Cross-petitioners are in their early thirties. Besides Larry there are three other adopted children, including Larry's natural brother and sister. The cross-petitioners are both college graduates and live in a comfortable home. The prospective father operates a construction business; the prospective mother is part-time teacher at a nearby school. Their combined earnings come to about $25,000 per year. Theirs is a superior and closely knit family which is also much involved with their church.
In determining that the cross-petitioners should be allowed to adopt Larry the trial court listed eight matters:
(1) the respective age and education of the prospective parents;
(2) their financial abilities, with special consideration to medical and educational expenses;
(3) the advantages to be offered by a two-parent family when contrasted with a single-parent family;
(4) the comparative ability of the parties to give the child love, attention, and kindness;
(5) the physical structure and adequacy of the two homes;
(6) whether or not siblings should be kept together;
(7) the comparative ability of the two families to discipline the child, to inspire, nurture and educate him and develop his thinking processes; and
(8) the availability of other relatives to assist and support the adoptive parent-child relationship.
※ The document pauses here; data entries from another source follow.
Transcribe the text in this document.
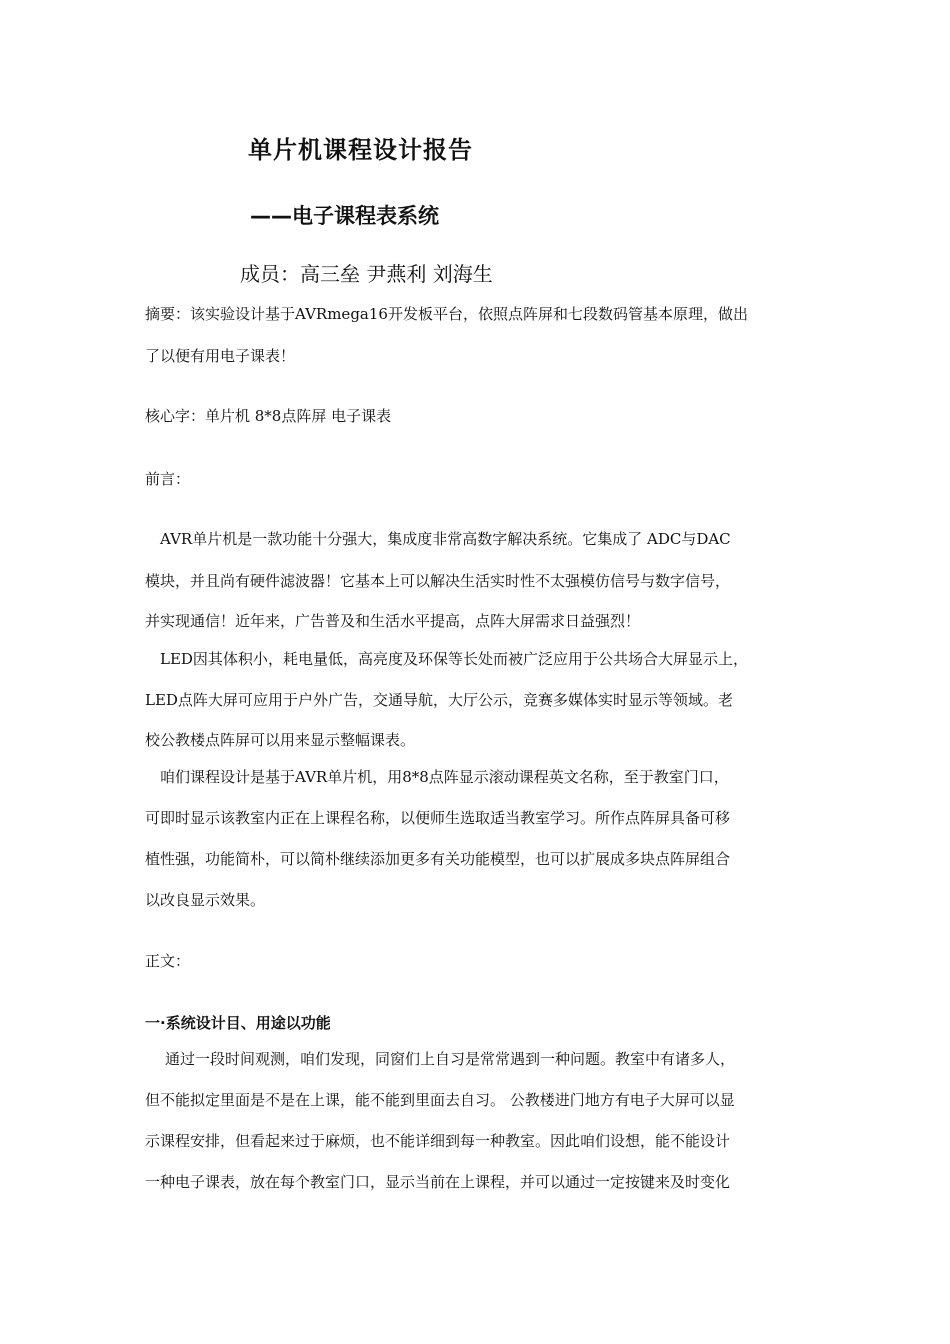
单片机课程设计报告
——电子课程表系统

成员：高三垒 尹燕利 刘海生

摘要：该实验设计基于AVRmega16开发板平台，依照点阵屏和七段数码管基本原理，做出

了以便有用电子课表！

核心字：单片机 8*8点阵屏 电子课表

前言：

AVR单片机是一款功能十分强大，集成度非常高数字解决系统。它集成了 ADC与DAC

模块，并且尚有硬件滤波器！它基本上可以解决生活实时性不太强模仿信号与数字信号，

并实现通信！近年来，广告普及和生活水平提高，点阵大屏需求日益强烈！

LED因其体积小，耗电量低，高亮度及环保等长处而被广泛应用于公共场合大屏显示上，

LED点阵大屏可应用于户外广告，交通导航，大厅公示，竞赛多媒体实时显示等领域。老

校公教楼点阵屏可以用来显示整幅课表。

咱们课程设计是基于AVR单片机，用8*8点阵显示滚动课程英文名称，至于教室门口，

可即时显示该教室内正在上课程名称，以便师生选取适当教室学习。所作点阵屏具备可移

植性强，功能简朴，可以简朴继续添加更多有关功能模型，也可以扩展成多块点阵屏组合

以改良显示效果。

正文：

一·系统设计目、用途以功能

通过一段时间观测，咱们发现，同窗们上自习是常常遇到一种问题。教室中有诸多人，

但不能拟定里面是不是在上课，能不能到里面去自习。 公教楼进门地方有电子大屏可以显

示课程安排，但看起来过于麻烦，也不能详细到每一种教室。因此咱们设想，能不能设计

一种电子课表，放在每个教室门口，显示当前在上课程，并可以通过一定按键来及时变化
Although not included in the foregoing list the trial court explained its concern with the bonding attachment between petitioner and Larry and the trauma which might result upon his removal from a psychological parent's home.
There was considerable evidence received to show that a psychological bonding occurs between a baby and the person who provides its care during the first year of life. The adult in such a relationship becomes a "psychological parent," so that severance of the relationship thereafter is said *202 to result in trauma and harm to the child. We are persuaded that bonding and its effects are important matters to be considered and weighed in the balance.
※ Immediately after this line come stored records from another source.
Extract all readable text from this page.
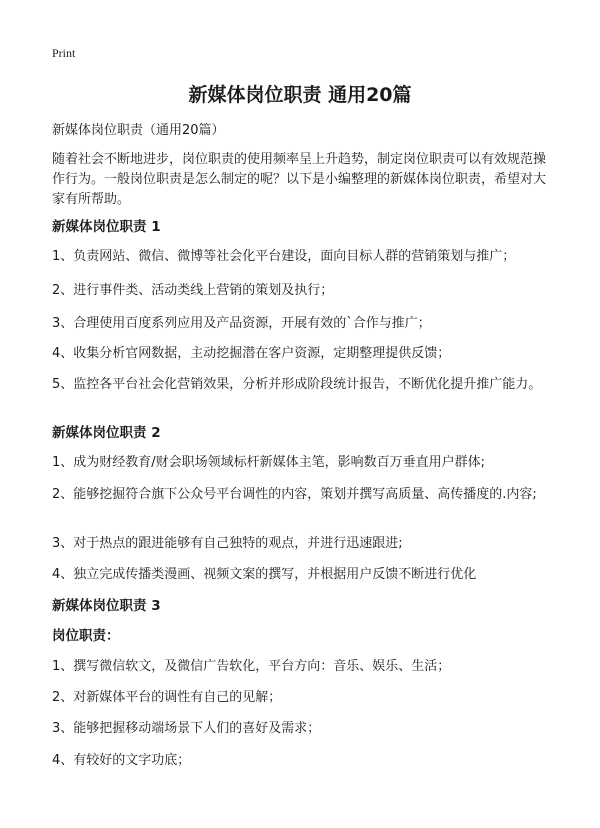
Print
新媒体岗位职责 通用20篇
新媒体岗位职责（通用20篇）
随着社会不断地进步，岗位职责的使用频率呈上升趋势，制定岗位职责可以有效规范操作行为。一般岗位职责是怎么制定的呢？以下是小编整理的新媒体岗位职责，希望对大家有所帮助。
新媒体岗位职责 1
1、负责网站、微信、微博等社会化平台建设，面向目标人群的营销策划与推广；
2、进行事件类、活动类线上营销的策划及执行；
3、合理使用百度系列应用及产品资源，开展有效的`合作与推广；
4、收集分析官网数据，主动挖掘潜在客户资源，定期整理提供反馈；
5、监控各平台社会化营销效果，分析并形成阶段统计报告，不断优化提升推广能力。
新媒体岗位职责 2
1、成为财经教育/财会职场领域标杆新媒体主笔，影响数百万垂直用户群体;
2、能够挖掘符合旗下公众号平台调性的内容，策划并撰写高质量、高传播度的.内容;
3、对于热点的跟进能够有自己独特的观点，并进行迅速跟进;
4、独立完成传播类漫画、视频文案的撰写，并根据用户反馈不断进行优化
新媒体岗位职责 3
岗位职责：
1、撰写微信软文，及微信广告软化，平台方向：音乐、娱乐、生活；
2、对新媒体平台的调性有自己的见解；
3、能够把握移动端场景下人们的喜好及需求；
4、有较好的文字功底；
Except for the fact of Larry's long placement in the petitioner's home and the relationship that resulted it is clear that on all counts the trial court was right in favoring the cross-petitioners. It would plainly be best for Larry to grow to manhood as a son of the cross-petitioners. We are especially struck by the presence there of his natural brother and sister. Wherever possible brothers and sisters should be kept together, a factor we have consistently recognized. Doan Thi Hoang Anh v. Nelson, 245 N.W.2d 511, 517 (Iowa 1976). It is important to Larry too that he will have the advantages of both a father and mother, who on this record seem better able to provide him with the support and direction he will need.
The developed relationship between petitioner and Larry is not enough to overtake the vastly superior advantages which the cross-petitioners can offer as adoptive parents.
 In considering this factor we have been careful to be unaffected by the fact that Larry has already been removed from petitioner's home.